Authors

Discussion

Understanding how helminth parasites modulate host responses within the liver has been limited by the lack of physiologically relevant models, particularly for tissue-resident liver cell populations. Organoid-based technologies offer a powerful approach to interrogate species- and tissue-specific host–parasite interactions. Liver organoids have previously been derived from other species, however, to date these models have not been adapted for ruminants, specifically cattle and sheep. Here, we describe the development and characterisation of ruminant three-dimensional (3D) liver organoids for modelling cellular and molecular interactions between the liver fluke Fasciola hepatica and the host liver. 

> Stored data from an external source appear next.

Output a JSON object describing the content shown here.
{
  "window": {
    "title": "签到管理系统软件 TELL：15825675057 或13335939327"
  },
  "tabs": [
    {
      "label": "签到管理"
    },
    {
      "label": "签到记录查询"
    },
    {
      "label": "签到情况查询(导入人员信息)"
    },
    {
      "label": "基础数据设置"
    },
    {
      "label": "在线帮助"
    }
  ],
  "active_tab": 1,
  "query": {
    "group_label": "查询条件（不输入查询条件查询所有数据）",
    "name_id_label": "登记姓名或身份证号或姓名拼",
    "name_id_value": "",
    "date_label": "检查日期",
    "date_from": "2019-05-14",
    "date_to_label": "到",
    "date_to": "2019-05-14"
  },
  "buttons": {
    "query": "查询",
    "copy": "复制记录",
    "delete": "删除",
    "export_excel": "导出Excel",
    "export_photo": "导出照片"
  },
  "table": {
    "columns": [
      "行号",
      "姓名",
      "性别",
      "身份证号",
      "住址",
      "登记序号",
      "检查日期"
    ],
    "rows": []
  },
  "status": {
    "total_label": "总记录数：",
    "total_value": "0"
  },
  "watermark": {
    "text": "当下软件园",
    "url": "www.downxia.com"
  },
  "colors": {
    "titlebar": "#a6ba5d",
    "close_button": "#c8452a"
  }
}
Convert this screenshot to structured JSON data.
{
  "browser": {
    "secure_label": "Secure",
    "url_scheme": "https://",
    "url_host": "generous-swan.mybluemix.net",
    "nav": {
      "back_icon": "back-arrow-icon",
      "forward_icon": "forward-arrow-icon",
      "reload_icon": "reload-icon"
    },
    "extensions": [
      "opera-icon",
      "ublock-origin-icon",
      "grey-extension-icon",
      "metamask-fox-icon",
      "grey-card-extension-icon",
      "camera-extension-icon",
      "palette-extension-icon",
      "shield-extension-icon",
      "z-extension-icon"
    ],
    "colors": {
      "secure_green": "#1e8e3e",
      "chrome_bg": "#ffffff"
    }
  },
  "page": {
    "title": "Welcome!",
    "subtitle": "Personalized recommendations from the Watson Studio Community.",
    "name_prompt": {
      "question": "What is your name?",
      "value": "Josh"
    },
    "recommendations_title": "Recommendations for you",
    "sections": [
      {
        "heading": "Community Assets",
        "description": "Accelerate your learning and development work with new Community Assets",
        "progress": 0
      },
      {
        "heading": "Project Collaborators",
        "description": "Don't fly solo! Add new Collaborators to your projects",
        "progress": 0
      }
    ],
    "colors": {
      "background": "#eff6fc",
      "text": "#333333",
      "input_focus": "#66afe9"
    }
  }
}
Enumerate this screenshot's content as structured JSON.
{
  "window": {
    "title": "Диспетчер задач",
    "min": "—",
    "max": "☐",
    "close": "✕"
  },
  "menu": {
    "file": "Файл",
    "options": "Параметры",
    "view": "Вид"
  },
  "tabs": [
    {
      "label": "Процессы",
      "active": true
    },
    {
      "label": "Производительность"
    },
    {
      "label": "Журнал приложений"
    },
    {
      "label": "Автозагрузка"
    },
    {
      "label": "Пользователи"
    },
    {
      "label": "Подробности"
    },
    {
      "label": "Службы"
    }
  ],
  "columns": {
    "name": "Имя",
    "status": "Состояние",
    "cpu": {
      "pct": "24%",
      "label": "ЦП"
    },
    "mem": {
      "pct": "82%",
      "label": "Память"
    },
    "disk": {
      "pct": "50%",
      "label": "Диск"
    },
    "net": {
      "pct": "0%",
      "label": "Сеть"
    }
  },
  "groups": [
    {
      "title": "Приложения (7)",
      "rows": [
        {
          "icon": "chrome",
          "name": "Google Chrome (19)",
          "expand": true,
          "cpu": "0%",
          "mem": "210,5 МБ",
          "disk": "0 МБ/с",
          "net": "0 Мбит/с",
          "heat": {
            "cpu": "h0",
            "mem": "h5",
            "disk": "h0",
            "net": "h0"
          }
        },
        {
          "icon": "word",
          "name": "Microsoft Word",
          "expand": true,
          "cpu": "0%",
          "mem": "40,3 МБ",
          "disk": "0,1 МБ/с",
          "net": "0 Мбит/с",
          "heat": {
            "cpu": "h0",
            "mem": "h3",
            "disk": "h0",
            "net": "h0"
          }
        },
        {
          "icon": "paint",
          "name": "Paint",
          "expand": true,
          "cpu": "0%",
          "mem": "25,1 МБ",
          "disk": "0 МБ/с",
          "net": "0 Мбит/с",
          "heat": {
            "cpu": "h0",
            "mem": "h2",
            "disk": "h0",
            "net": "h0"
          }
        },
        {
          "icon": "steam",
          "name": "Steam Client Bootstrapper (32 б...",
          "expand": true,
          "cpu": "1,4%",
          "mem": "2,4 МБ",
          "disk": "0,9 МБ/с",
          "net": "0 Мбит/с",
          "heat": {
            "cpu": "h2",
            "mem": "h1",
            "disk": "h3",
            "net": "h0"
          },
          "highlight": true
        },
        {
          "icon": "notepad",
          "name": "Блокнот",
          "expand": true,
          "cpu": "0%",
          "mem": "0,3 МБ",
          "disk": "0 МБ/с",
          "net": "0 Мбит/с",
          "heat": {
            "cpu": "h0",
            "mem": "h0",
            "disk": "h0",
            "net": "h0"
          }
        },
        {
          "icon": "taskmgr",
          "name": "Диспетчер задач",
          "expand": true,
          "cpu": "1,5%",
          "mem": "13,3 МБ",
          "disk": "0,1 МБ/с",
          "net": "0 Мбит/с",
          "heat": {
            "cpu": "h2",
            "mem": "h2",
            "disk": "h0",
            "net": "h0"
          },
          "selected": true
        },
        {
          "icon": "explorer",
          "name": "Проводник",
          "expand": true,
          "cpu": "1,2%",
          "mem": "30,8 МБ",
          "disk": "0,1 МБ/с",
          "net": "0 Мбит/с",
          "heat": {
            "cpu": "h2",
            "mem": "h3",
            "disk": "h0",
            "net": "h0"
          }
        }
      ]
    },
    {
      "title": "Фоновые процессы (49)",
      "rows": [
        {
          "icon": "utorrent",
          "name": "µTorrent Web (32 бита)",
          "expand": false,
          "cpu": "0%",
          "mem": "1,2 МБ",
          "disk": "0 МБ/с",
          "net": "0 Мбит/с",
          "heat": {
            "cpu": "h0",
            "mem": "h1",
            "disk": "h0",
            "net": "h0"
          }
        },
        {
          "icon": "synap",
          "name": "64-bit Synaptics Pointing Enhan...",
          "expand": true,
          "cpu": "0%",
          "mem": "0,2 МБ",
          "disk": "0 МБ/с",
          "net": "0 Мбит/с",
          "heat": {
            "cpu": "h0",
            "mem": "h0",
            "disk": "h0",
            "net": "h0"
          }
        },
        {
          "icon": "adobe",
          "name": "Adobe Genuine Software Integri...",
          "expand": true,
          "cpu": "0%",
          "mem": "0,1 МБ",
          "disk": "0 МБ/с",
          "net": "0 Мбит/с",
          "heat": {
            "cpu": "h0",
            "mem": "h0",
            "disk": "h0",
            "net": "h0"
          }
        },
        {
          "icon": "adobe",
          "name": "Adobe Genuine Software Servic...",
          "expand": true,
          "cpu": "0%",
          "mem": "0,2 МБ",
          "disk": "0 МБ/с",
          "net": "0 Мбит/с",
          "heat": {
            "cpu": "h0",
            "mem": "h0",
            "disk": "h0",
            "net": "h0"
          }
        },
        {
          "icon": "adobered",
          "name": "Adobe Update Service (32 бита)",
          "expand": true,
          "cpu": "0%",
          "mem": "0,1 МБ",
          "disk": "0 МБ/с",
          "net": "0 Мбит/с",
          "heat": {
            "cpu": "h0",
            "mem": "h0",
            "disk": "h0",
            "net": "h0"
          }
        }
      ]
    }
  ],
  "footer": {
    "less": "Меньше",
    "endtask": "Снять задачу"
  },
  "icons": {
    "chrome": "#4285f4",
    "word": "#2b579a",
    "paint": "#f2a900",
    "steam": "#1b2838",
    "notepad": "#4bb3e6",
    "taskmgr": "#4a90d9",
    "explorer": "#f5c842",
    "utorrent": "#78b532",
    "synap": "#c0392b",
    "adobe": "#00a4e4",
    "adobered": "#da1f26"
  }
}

Intrahepatic ductal tissue was digested to release progenitor-cell containing hepatic ductal fragments. When initially established and cultured in organoid growth media (OGM), organoids from both species were comprised of KRT19-and KRT18-positive cholangiocytes. We then evaluated the capacity for organoids to differentiate into hepatocyte-enriched cultures and noted increased hepatocyte markers in bovine cultures. A comprehensive analysis of the liver tissue and organoids between the species revealed species-specific differences in gene expression, which were conserved within organoid cultures. Alongside this, we demonstrate here that organoids from both species were capable of metabolising drugs into active metabolites, using the anthelminthic Triclabendazole as a test compound. We then aim to challenge the developed ruminant liver organoids with the excretory/secretory products from F. hepatica to investigate the complex host-parasite interactions occurring at the parenchymal liver cells using transcriptomic analysis. 

Overall, this study provides insights into differences in liver composition and function between ruminant species, as well as providing novel experimental models for identifying parasite-derived drivers of pathology and informing vaccine target discovery.